Oedipal Blindness in Benghazi

oedipus[1]

A comprehensive article in the New York Times and, this week, a Senate Intelligence Committee report have given us a pretty good sense of what happened in Benghazi in 2012 when the U.S. ambassador and three other Americans were killed. Both the president and Hillary Clinton bear some responsibility for the deaths. On the other hand, despite GOP claims that the administration has been engaging in a cover-up and lying about it, it now appears that things were as Susan Rice, the CIA, and the State Department claimed.

Indeed, the mistakes made by the administration, and by the ambassador himself, were the kind of mistakes virtually every American administration has made over the past 100 years, and perhaps even longer. Benghazi is a story of arrogance and willful blindness. It’s a story as old as Oedipus.

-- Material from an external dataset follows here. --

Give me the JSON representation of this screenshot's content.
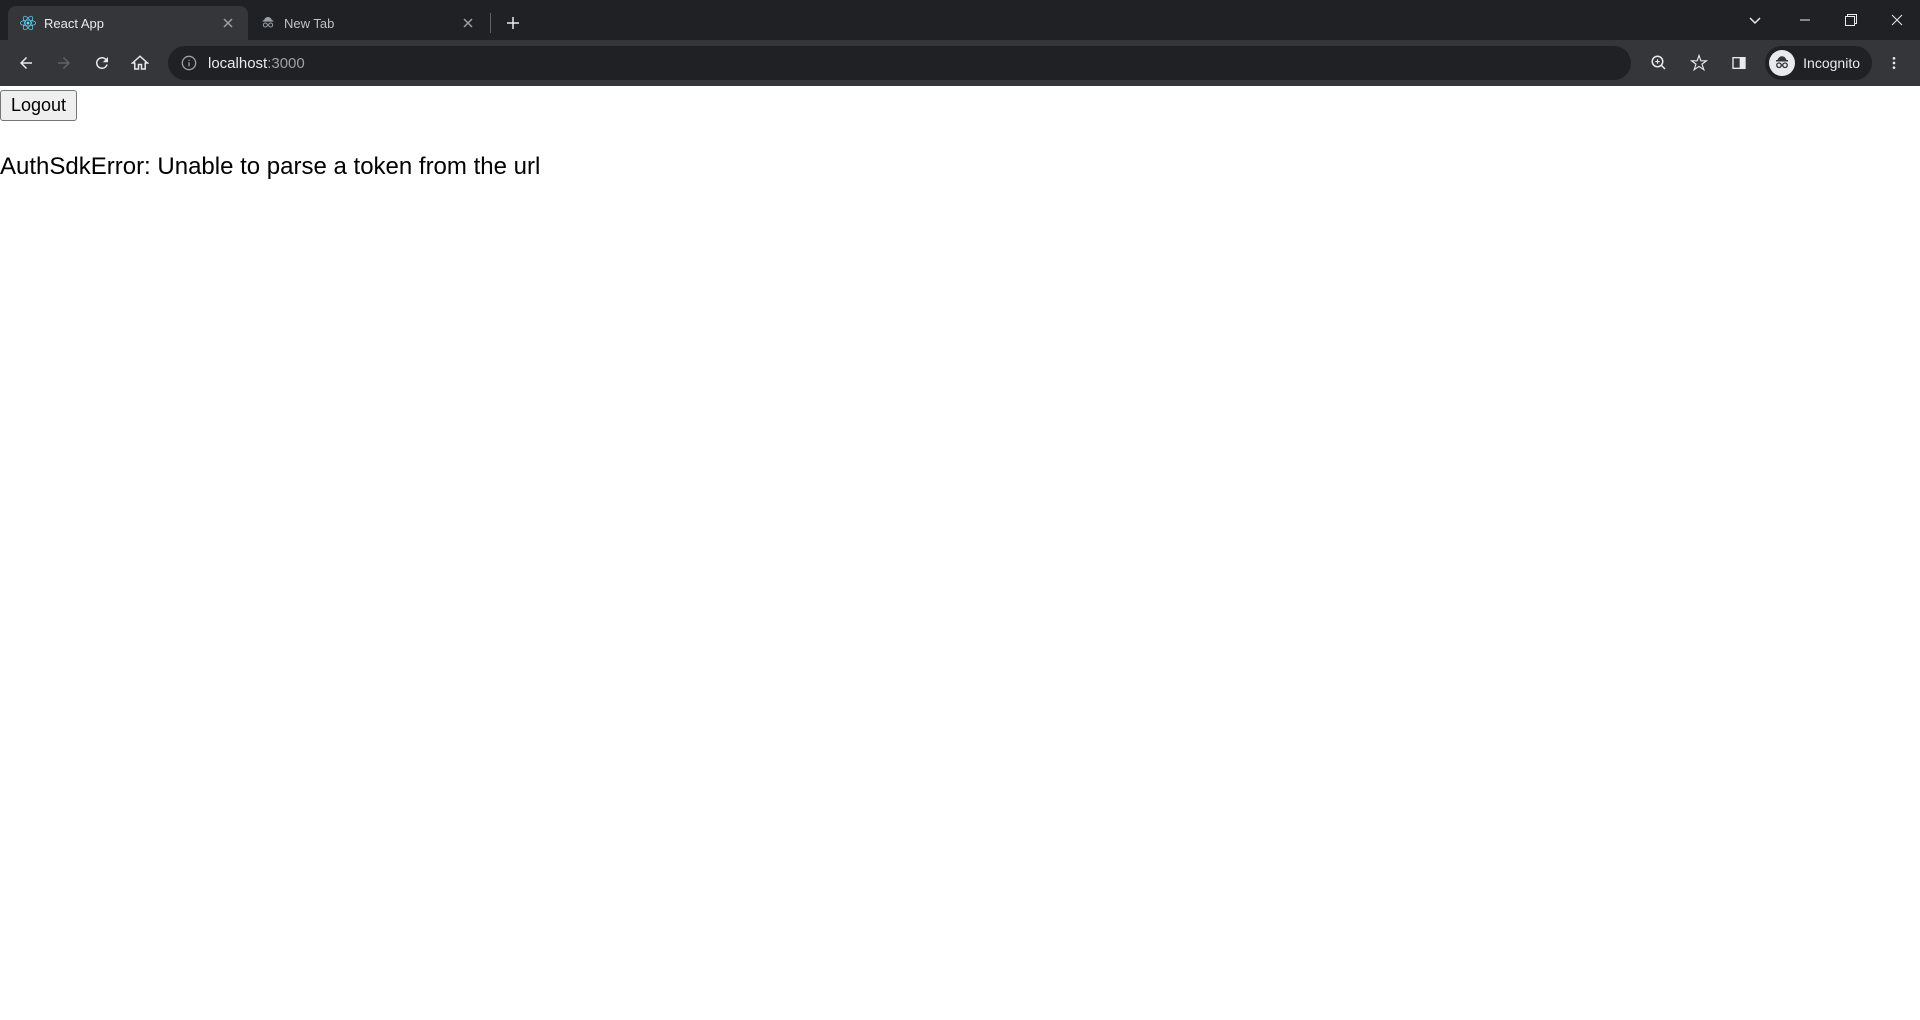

Amy Davidson of The New Yorker sums up the central narrative of America’s misstep, noting that Benghazi was,

in many ways, a catalogue of what can happen when one decides to act as though a situation is what one wishes it to be, not what it is. Benghazi, the report sensibly points out, was a dangerous place, and a lot of people knew it. But it was also supposed to be an enchanted place, the birthplace of a rebellion America had generously fostered and the home of scrappy militias who were grateful to us. We had, supposedly, already arrived at the happily-ever-after part of the Libyan tale. Maybe that’s why the Obama Administration, in particular the State Department—led by Hillary Clinton—didn’t consider all the ways the plot could turn, or that the epilogue might involve the attacks on an American diplomatic installation and a C.I.A. annex.

Put this way, my mind can’t help but revert to such phrases as Lyndon Johnson’s “hearts and minds” and Dick Cheney’s “greeted as liberators.” In a hubris prompted by our position as the world’s preeminent world power, we think people will be grateful as we bestow pax Americana on them. And to be fair, some people are, as indicated by the Libyans who came to the ambassador’s rescue. But there are always forces at work far more complex than we anticipate and our liberation fairy tale gets ambushed by reality. Some of the same Republicans who are castigating Obama for Benghazi are urging him to repeat the same misstep in Syria and Iran.

America is Oedipus, a very proud and can-do type of man who refuses to step aside when a king and his retinue demand that he do so. (That king, of course, is his father, and Oedipus kills him and his entourage in the ensuing battle.) Oedipus courageously takes on the deadly sphinx that has smothered the city of Thebes and he is willing to step into kingship. There are many ways in which he, like the United States, is admirable.

But the story of Oedipus is also a story of the blindness that can accompany power. Confronted with a plague to the city, he assumes that he can put things right by the force of his will. He is so confident in his narrative that when people start to suggest truths that he doesn’t want to hear, he imagines elaborate conspiracies against him and labels friends as traitors. Here he is suspecting the seer Teiresias and his brother-in-law Creon of plotting against him:

What spite and envy follow in your train!
See, for this crown the State conferred on me.
A gift, a thing I sought not, for this crown
The trusty Creon, my familiar friend,
Hath lain in wait to oust me and suborned
This mountebank, this juggling charlatan,
This tricksy beggar-priest, for gain alone
Keen-eyed, but in his proper art stone-blind.
Say, sirrah, hast thou ever proved thyself
A prophet? When the riddling Sphinx was here
Why hadst thou no deliverance for this folk?
And yet the riddle was not to be solved
By guess-work but required the prophet’s art;
Wherein thou wast found lacking; neither birds
Nor sign from heaven helped thee, but I came,
The simple Oedipus; I stopped her mouth
By mother wit, untaught of auguries.
This is the man whom thou wouldst undermine,
In hope to reign with Creon in my stead.
Methinks that thou and thine abettor soon
Will rue your plot to drive the scapegoat out.
Thank thy grey hairs that thou hast still to learn
What chastisement such arrogance deserves.

When Oedipus finally learns a truth that is self evident to others, he is devastated.

Unlike many Greek tragic heroes, however, Oedipus has a second chance to get things right. In Oedipus at Colonus, he has acquired such wisdom from his suffering that different city states are competing for him. Will our own leaders arrive at similar wisdom? Every president experiences Benghazis, but the important question is whether Obama and Clinton will learn the right lessons from the tragedy. Unlike Cheney, who appears to have learned nothing from Iraq, perhaps Obama is avoiding deep engagement in Syria and seeking peace with Iran because of this Libyan reminder of what can go wrong.

If Hillary has learned the right lessons from her mistakes in Benghazi, then she may prove to a more trustworthy commander-in-chief than candidates caught up in American fantasies.